Nach Antisemitismusvorwürfen: Linke unter Druck

Zum wiederholten Mal sieht sich die Linkspartei dem Vorwurf des Antisemitismus ausgesetzt. Ein Experte hält Anschuldigungen für deutlich überzogen.

Bloß keinen Antisemitismus: Parteichef Klaus Ernst (Linke). Bild: dpa

BERLIN taz | Neuer Zündstoff für die Linkspartei: Wegen ihres Umgangs mit Antisemitismus in den eigenen Reihen sieht sich die Partei erneut unter Druck. Der Fraktionschef der Linksfraktion im Thüringer Landtag, Bodo Ramelow, sagte der taz: "Wenn ein katholischer Kardinal einem schwulen Religionslehrer die Lehrerlaubnis entzieht, dann ist die Empörung in der Linkspartei zu Recht groß. Wenn aber Schwule im Gazastreifen um ihr Leben fürchten müssen, höre ich von den gleichen Empörten nichts. Das ist ein Problem."

Der Berliner Bundestagsabgeordnete Stefan Liebich forderte seine Parteiführung auf, entschiedener gegen antisemitische Tendenzen in den eigenen Reihen vorzugehen.
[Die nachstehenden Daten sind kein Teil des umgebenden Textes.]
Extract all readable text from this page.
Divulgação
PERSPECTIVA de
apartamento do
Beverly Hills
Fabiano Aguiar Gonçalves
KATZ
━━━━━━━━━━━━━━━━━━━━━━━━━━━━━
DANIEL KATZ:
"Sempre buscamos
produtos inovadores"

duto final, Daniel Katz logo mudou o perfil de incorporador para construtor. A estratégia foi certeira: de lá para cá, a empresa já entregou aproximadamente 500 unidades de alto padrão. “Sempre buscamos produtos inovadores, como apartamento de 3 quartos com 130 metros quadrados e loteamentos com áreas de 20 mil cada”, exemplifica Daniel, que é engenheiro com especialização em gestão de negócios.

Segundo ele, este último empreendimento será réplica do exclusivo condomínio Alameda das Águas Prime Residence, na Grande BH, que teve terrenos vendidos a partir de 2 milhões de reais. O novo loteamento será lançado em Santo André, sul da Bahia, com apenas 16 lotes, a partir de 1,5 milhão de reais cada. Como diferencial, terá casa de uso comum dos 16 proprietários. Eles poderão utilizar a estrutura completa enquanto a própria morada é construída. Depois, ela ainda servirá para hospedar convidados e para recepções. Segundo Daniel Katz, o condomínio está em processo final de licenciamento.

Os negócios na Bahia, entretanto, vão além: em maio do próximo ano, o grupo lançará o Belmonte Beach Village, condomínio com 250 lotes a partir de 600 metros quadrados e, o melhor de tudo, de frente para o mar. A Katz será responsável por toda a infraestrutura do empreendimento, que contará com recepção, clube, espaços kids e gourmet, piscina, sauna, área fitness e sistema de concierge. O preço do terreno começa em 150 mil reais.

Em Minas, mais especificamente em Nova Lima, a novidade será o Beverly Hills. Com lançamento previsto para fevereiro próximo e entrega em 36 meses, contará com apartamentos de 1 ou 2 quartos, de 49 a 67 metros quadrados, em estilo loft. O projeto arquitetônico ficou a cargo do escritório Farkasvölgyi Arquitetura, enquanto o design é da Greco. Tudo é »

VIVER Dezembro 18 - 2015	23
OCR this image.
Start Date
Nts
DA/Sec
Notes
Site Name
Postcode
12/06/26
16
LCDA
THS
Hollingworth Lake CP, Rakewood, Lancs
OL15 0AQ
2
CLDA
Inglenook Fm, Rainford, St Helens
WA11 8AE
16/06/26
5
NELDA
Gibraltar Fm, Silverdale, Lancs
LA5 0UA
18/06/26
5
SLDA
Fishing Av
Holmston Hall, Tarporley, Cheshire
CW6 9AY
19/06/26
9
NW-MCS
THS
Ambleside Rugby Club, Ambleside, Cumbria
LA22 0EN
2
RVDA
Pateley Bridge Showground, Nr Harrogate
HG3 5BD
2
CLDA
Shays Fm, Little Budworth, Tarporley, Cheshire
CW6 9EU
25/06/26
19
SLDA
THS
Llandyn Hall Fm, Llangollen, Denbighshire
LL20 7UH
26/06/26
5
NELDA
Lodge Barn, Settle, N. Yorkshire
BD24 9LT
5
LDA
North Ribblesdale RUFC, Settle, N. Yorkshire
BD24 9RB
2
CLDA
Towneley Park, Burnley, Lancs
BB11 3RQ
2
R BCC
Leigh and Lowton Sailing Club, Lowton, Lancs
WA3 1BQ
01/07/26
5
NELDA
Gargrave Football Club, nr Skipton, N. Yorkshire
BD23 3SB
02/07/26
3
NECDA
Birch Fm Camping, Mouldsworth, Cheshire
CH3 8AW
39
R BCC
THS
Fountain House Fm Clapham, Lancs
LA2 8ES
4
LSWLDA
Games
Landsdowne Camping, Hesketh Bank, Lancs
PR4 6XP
Auch CDU- und SPD-Politiker verlangten von der Linkspartei, ihr Verhältnis zu Israel endlich mal zu klären.

In den letzten Wochen war die Partei wiederholt wegen israelfeindlicher oder antisemitischer Vorfälle in die Schlagzeilen geraten. Auf der Homepage eines Kreisverbands in Duisburg wurde im April ein antisemitisches Flugblatt mit einem in einen Davidstern eingefassten Hakenkreuz veröffentlicht. Die Partei hatte sich allerdings von dem Flugblatt ausdrücklich distanziert und Strafanzeige gestellt. Zuletzt sorgte die Bundestagsabgeordnete Inge Höger für Aufsehen, als sie in Wuppertal an einer umstrittenen Palästina-Konferenz teilnahm und sich dort einen Schal umlegen ließ, auf dem eine Karte des Nahen Ostens ohne den Staat Israel verzeichnet war.

Linkspartei-Chef Klaus Ernst entgegnete auf die Kritik: "Wir haben uns mehrmals klar positioniert. Gegen Antisemitismus zeigen wir klare Kante."

Hintergrund der neu entfachten Debatte war ein zunächst unveröffentlichtes Manuskript des Gießener Politikwissenschaftlers und Autors Samuel Salzborn und des Leipziger Forschers Sebastian Voigt, aus dem die Frankfurter Rundschau am Donnerstag zitiert hatte. Nachrecherchen ergaben, dass der wissenschaftliche Begutachtungsprozess jedoch noch nicht abgeschlossen war und die vermeintliche "Studie" ein 16-seitiger Aufsatz ist, der zunächst nicht veröffentlicht werden sollte.

Nachdem Zweifel an der Seriosität des als "Studie" bezeichneten Aufsatzes geäußert worden waren, veröffentlichte die FR das Manuskript. In dem Text bezeichnen die Autoren ihre Aussage, "dass der antizionistische Antisemitismus innerhalb der 'Linken' inzwischen zu einer weitgehend konsensfähigen Position geworden ist", selbst als "These".

Der Frankfurter Antisemitismusforscher Micha Brumlik sagte der taz: "Die Fälle, auf die Salzborn sich bezieht, sind zwar empörend, aber nicht neu. Daraus die Konsequenz zu ziehen, dass insbesondere die westdeutsche Linke von strukturellem Antisemitismus gekennzeichnet sei, schießt über das Ziel hinaus." Die "generalisierenden Schlüsse" des Aufsatzes, so Brumlik, seien schwer zu belegen.